Archaeology, Museums & Heritage – Seminar Series | Samantha Leggett
Samantha Leggett | University of Cambridge
PhD Candidate at the University of Cambridge. Samantha will be presenting on Zoom, ‘Socio-environmental Transitions in Early Medieval Europe: An Isotopic Perspective’
Food, environment and identity are intrinsically linked. Food is a reflection of the environment, and when it is transformed into cuisine it also carries cultural memory and meaning within it. Therefore, isotopic signatures from biological tissues are an imprint of foodways and the environment. I have utilised multi-isotope (13C, 15N, 18O and 87/86Sr) and multi-tissue (bone, dentine and enamel) analyses to better understand the lifeways of people in Early Medieval England within a European context. The first millennium AD is a time of great change both in terms of social systems but also environmentally. Biomolecular archaeology is therefore uniquely placed to look at the interplay between environment and human agency. This paper looks at isotopic variability and cultural dynamism within Early Medieval communities to better characterise and disentangle human-environment interactions across the period.

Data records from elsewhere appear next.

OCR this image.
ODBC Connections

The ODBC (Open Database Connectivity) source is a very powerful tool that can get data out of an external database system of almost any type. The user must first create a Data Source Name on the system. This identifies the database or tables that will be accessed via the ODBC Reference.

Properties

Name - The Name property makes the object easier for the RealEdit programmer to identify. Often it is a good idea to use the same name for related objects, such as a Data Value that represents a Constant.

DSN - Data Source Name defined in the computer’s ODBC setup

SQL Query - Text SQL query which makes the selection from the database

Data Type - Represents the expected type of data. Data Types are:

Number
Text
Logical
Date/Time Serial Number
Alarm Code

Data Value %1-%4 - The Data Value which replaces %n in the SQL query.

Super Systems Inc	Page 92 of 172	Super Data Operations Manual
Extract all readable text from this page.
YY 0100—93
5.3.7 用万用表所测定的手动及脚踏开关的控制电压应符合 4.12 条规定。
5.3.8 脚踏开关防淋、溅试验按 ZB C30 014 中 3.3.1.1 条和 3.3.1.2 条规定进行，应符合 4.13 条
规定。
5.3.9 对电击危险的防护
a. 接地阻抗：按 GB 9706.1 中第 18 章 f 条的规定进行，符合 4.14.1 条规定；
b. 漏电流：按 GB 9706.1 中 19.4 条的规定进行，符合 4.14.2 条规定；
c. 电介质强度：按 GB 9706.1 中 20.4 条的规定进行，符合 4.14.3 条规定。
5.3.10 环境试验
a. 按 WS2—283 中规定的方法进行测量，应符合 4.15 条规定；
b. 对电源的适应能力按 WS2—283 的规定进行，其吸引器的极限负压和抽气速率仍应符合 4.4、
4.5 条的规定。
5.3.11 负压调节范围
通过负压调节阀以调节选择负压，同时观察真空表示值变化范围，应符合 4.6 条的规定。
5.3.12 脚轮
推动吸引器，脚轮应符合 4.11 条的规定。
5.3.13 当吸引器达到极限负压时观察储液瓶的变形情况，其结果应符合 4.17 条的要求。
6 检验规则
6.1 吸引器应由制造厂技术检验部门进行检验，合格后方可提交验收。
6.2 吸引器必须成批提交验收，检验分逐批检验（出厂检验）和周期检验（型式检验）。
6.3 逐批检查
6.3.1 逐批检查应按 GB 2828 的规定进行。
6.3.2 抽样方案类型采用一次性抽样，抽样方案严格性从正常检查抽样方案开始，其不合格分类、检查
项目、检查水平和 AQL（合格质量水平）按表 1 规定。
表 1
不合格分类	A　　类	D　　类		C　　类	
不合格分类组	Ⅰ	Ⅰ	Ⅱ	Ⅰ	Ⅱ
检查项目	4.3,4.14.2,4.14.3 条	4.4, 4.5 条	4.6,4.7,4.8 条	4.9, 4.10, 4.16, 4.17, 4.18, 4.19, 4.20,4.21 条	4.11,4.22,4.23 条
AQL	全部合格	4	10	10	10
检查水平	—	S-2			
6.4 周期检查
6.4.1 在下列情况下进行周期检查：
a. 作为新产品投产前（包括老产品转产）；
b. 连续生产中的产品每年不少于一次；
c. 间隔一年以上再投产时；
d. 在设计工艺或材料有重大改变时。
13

Isotopic signatures for both diet and mobility will be explored. I demonstrate the impact of climate change (the Late Antique Little Ice Age and Medieval Warm Period) as well as “brewing and stewing” on human 18O values. The significant diachronic changes in diet and mobility patterns found reflect the highly dynamic and far from insular position of England within Europe in the first millennium AD. My analyses support a model of continual and relatively large-scale migration from the continent Europe across the period, and changes to foodways which reflect not just shifts in economics and agricultural practice but changing worldviews (e.g. the impacts of Christianisation). Isotopic data when combined with archaeo-historical evidence show that identity construction in Early Medieval communities was highly complex, and there is no clear link between isotopic patterns, genetics and grave goods usually seen as “ethnic” signifiers. These were multi-origin communities in continual contact through long-distance networks who were highly adaptable in response to socio-environmental changes we see throughout the first millennium AD.